En cuanto a Kamala Harris, su problema comenzó en 2020, cuando fue seleccionada por motivos identitarios como candidata a la vicepresidencia a pesar de haber tenido un rendimiento terrible en las primarias demócratas. En un debate celebrado en marzo de 2020, Biden prometió que propondría a una mujer como vicepresidenta. Una serie de influyentes ONG le instaron entonces a elegir a una mujer negra. Desde el principio, Harris fue una elección impulsada más por la óptica que por los méritos.
Harris tuvo una ardua batalla desde el principio. Se vio obligada a gobernar junto a un presidente cada vez más senil y se le asignaron tareas envenenadas, como la de «zar de las fronteras». La tardía salida de Biden de una carrera que no podía ganar vino a significar que Harris no consiguió la legitimidad que le habrían otorgado unas primarias abiertas, unas primarias que, de haberse celebrado con suficiente antelación, podrían haber tenido como resultado un candidato más fuerte, como el senador por Georgia Raphael Warnock.

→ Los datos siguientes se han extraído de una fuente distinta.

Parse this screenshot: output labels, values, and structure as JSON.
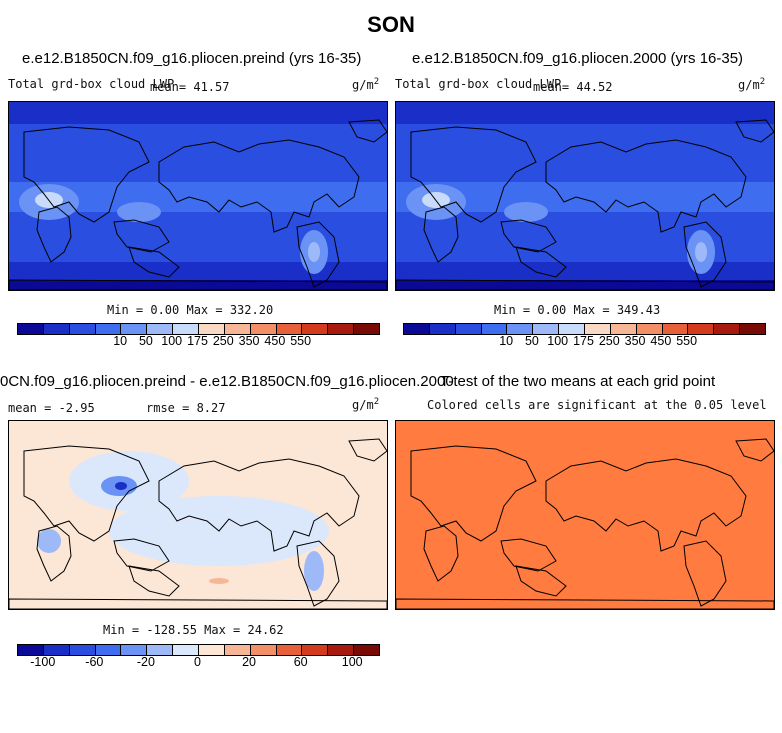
{
  "figure": {
    "title": "SON"
  },
  "chart_data": [
    {
      "type": "heatmap",
      "title": "e.e12.B1850CN.f09_g16.pliocen.preind (yrs 16-35)",
      "left_label": "Total grd-box cloud LWP",
      "stat": "mean=  41.57",
      "units": "g/m",
      "units_sup": "2",
      "minmax": "Min =   0.00 Max = 332.20",
      "mean": 41.57,
      "min": 0.0,
      "max": 332.2,
      "colorbar": {
        "colors": [
          "#0a0a96",
          "#1a2fc8",
          "#2a4ee0",
          "#3f6df0",
          "#6b93f5",
          "#9db9f8",
          "#c9dbfb",
          "#f9d8c4",
          "#f7b696",
          "#f28f66",
          "#e8603a",
          "#d43a1e",
          "#a81a0e",
          "#7a0a05"
        ],
        "tick_labels": [
          "10",
          "50",
          "100",
          "175",
          "250",
          "350",
          "450",
          "550"
        ]
      }
    },
    {
      "type": "heatmap",
      "title": "e.e12.B1850CN.f09_g16.pliocen.2000 (yrs 16-35)",
      "left_label": "Total grd-box cloud LWP",
      "stat": "mean=  44.52",
      "units": "g/m",
      "units_sup": "2",
      "minmax": "Min =   0.00 Max = 349.43",
      "mean": 44.52,
      "min": 0.0,
      "max": 349.43,
      "colorbar": {
        "colors": [
          "#0a0a96",
          "#1a2fc8",
          "#2a4ee0",
          "#3f6df0",
          "#6b93f5",
          "#9db9f8",
          "#c9dbfb",
          "#f9d8c4",
          "#f7b696",
          "#f28f66",
          "#e8603a",
          "#d43a1e",
          "#a81a0e",
          "#7a0a05"
        ],
        "tick_labels": [
          "10",
          "50",
          "100",
          "175",
          "250",
          "350",
          "450",
          "550"
        ]
      }
    },
    {
      "type": "heatmap",
      "title": "0CN.f09_g16.pliocen.preind - e.e12.B1850CN.f09_g16.pliocen.2000",
      "stat_mean": "mean =  -2.95",
      "stat_rmse": "rmse =   8.27",
      "units": "g/m",
      "units_sup": "2",
      "minmax": "Min = -128.55 Max =  24.62",
      "mean": -2.95,
      "rmse": 8.27,
      "min": -128.55,
      "max": 24.62,
      "colorbar": {
        "colors": [
          "#0a0a96",
          "#1a2fc8",
          "#2a4ee0",
          "#3f6df0",
          "#6b93f5",
          "#9db9f8",
          "#dbe8fb",
          "#fce6d6",
          "#f7b696",
          "#f28f66",
          "#e8603a",
          "#d43a1e",
          "#a81a0e",
          "#7a0a05"
        ],
        "tick_labels": [
          "-100",
          "-60",
          "-20",
          "0",
          "20",
          "60",
          "100"
        ]
      }
    },
    {
      "type": "heatmap",
      "title": "T-test of the two means at each grid point",
      "subtitle": "Colored cells are significant at the 0.05 level",
      "fill": "#ff7b3f"
    }
  ]
}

Una vez que tomó las riendas del partido, la vicepresidenta dirigió una campaña que, tanto en estilo como en substancia –igual que el Partido Demócrata actual en su conjunto-, estaba impulsada por la clase profesional. Los débiles anuncios populistas dirigidos a los estados indecisos casaban mal con los intentos de hacer que la contienda versara sobre el derecho al aborto o el desprecio de Trump por la democracia. No había un mensaje económico unificador que culpara a las élites de los problemas del país y presentara una visión creíble del cambio. La gente sabía que Harris no era Trump, pero no sabía qué iba a hacer para resolver sus problemas. Tenía la carga de estar en el poder sin sus ventajas.

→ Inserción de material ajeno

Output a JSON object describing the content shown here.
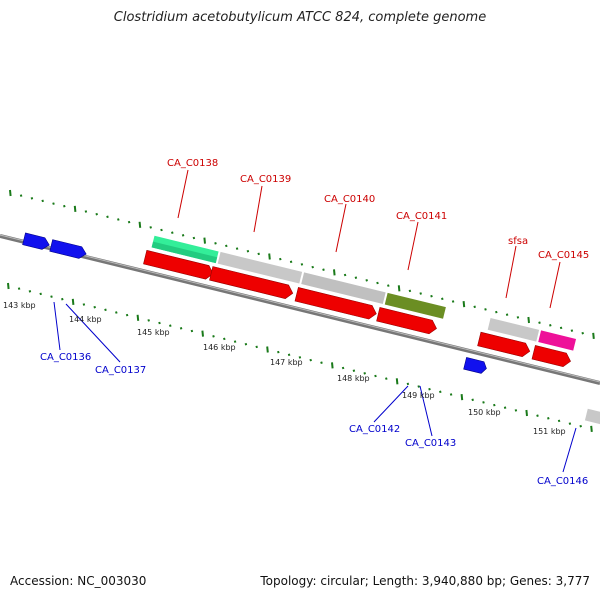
{
  "title": "Clostridium acetobutylicum ATCC 824, complete genome",
  "footer": {
    "accession": "Accession: NC_003030",
    "topology": "Topology: circular; Length: 3,940,880 bp; Genes: 3,777"
  },
  "colors": {
    "backbone": "#8a8a8a",
    "ticks": "#1a7a1a",
    "gene_label_top": "#cc0000",
    "gene_label_bottom": "#0000cc",
    "red": "#ee0000",
    "grey": "#c0c0c0",
    "green_mint": "#33ee99",
    "olive": "#6b8e23",
    "pink": "#ee1199",
    "blue": "#1111ee"
  },
  "scale_labels": [
    "143 kbp",
    "144 kbp",
    "145 kbp",
    "146 kbp",
    "147 kbp",
    "148 kbp",
    "149 kbp",
    "150 kbp",
    "151 kbp"
  ],
  "gene_labels_top": [
    "CA_C0138",
    "CA_C0139",
    "CA_C0140",
    "CA_C0141",
    "sfsa",
    "CA_C0145"
  ],
  "gene_labels_bottom": [
    "CA_C0136",
    "CA_C0137",
    "CA_C0142",
    "CA_C0143",
    "CA_C0146"
  ]
}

Harris fue lo suficientemente inteligente como para no hacer demasiado hincapié en su propia historia personal y en lo histórica que habría sido su victoria. Pero los demócratas en su conjunto seguían asociados a la retórica identitaria y al énfasis en la antidiscriminación por encima de la redistribución basada en la clase social que impulsó la elección de Harris como vicepresidenta. Muchos de nosotros dimos la voz de alarma desde el principio sobre la importancia de iniciativas como “White Women: Answer the Call” [“Mujeres blancas: Responded a la llamada”] y “Asian American, Native Hawaiian and Pacific Islanders for Kamala” [“Mujeres asiático-norteamericanas, hawaianas nativas e isleñas del Pacífico con Kamala”] que se centraban en la movilización a través del color de la piel y el género, en lugar del interés de clase compartido. Pero un partido cada vez más divorciado de los trabajadores funcionó con la base de activistas que tenía, en lugar de hacerlo con la base de votantes que le hacía falta tener.

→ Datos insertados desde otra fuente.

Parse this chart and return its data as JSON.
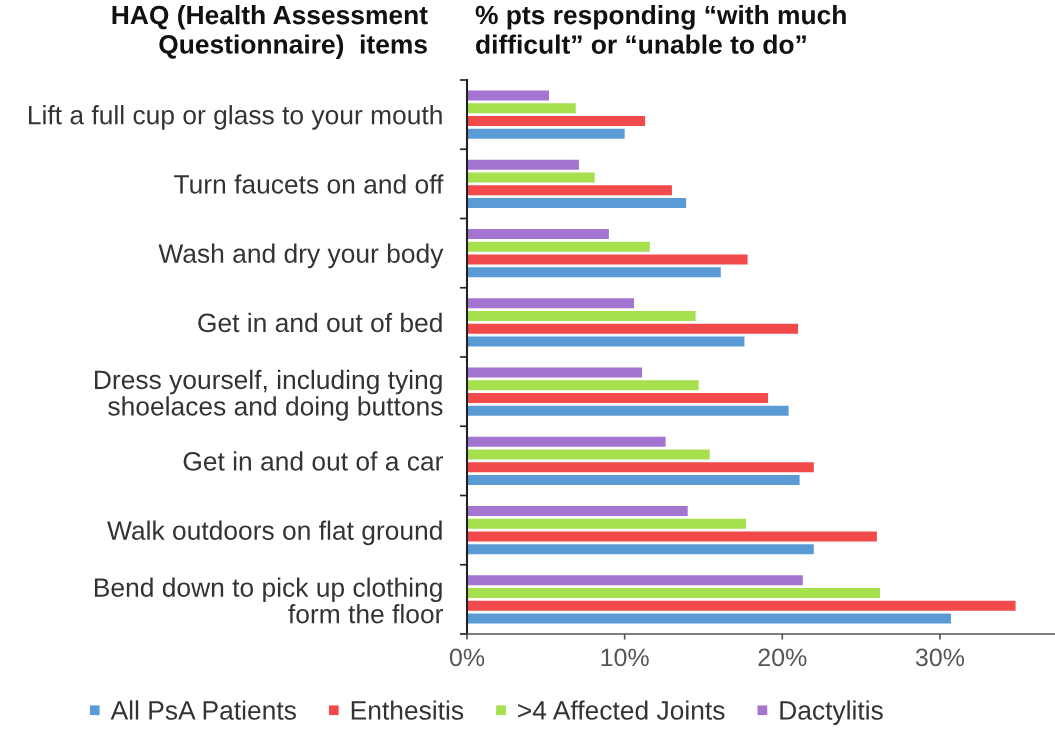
{
  "chart_data": {
    "type": "bar",
    "orientation": "horizontal",
    "title": "% pts responding “with much\ndifficult” or “unable to do”",
    "ylabel": "HAQ (Health Assessment\nQuestionnaire)  items",
    "categories": [
      "Lift a full cup or glass to your mouth",
      "Turn faucets on and off",
      "Wash and dry your body",
      "Get in and out of bed",
      "Dress yourself, including tying\nshoelaces and doing buttons",
      "Get in and out of a car",
      "Walk outdoors on flat ground",
      "Bend down to pick up clothing\nform the floor"
    ],
    "series": [
      {
        "name": "All PsA Patients",
        "color": "#5b9bd5",
        "values": [
          10.0,
          13.9,
          16.1,
          17.6,
          20.4,
          21.1,
          22.0,
          30.7
        ]
      },
      {
        "name": "Enthesitis",
        "color": "#f24a4a",
        "values": [
          11.3,
          13.0,
          17.8,
          21.0,
          19.1,
          22.0,
          26.0,
          34.8
        ]
      },
      {
        "name": ">4 Affected Joints",
        "color": "#a6e04e",
        "values": [
          6.9,
          8.1,
          11.6,
          14.5,
          14.7,
          15.4,
          17.7,
          26.2
        ]
      },
      {
        "name": "Dactylitis",
        "color": "#a374d0",
        "values": [
          5.2,
          7.1,
          9.0,
          10.6,
          11.1,
          12.6,
          14.0,
          21.3
        ]
      }
    ],
    "xlim": [
      0,
      37.3
    ],
    "xticks": [
      {
        "value": 0,
        "label": "0%"
      },
      {
        "value": 10,
        "label": "10%"
      },
      {
        "value": 20,
        "label": "20%"
      },
      {
        "value": 30,
        "label": "30%"
      }
    ],
    "legend": "bottom"
  }
}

El resultado fue un cambio asombroso en el apoyo de la clase trabajadora en todos los grupos demográficos. Las encuestas a pie de urna sugieren que Harris perdió 16 puntos entre los «votantes de color» sin titulación, en comparación con Biden, con pérdidas especialmente acusadas entre los latinos. El énfasis en el aborto tampoco dio resultado: Biden aventajó en 38 puntos a los que creían que el aborto debería ser «legal en la mayoría de los casos». Harris parece haber empatado con Trump entre esos votantes.
En el período previo a las elecciones de 2016, el senador Chuck Schumer argumentó de modo infame: «Por cada demócrata de cuello azul que perdamos en el oeste de Pensilvania, conseguiremos dos republicanos moderados en el extrarradio de Filadelfia, y eso se puede repetir en Ohio e Illinois y Wisconsin». Sin una visión económica de la envergadura que tuvo el New Deal, con una clase trabajadora unificada en su centro, los demócratas han visto fracasar ese cálculo por segunda vez en ocho años.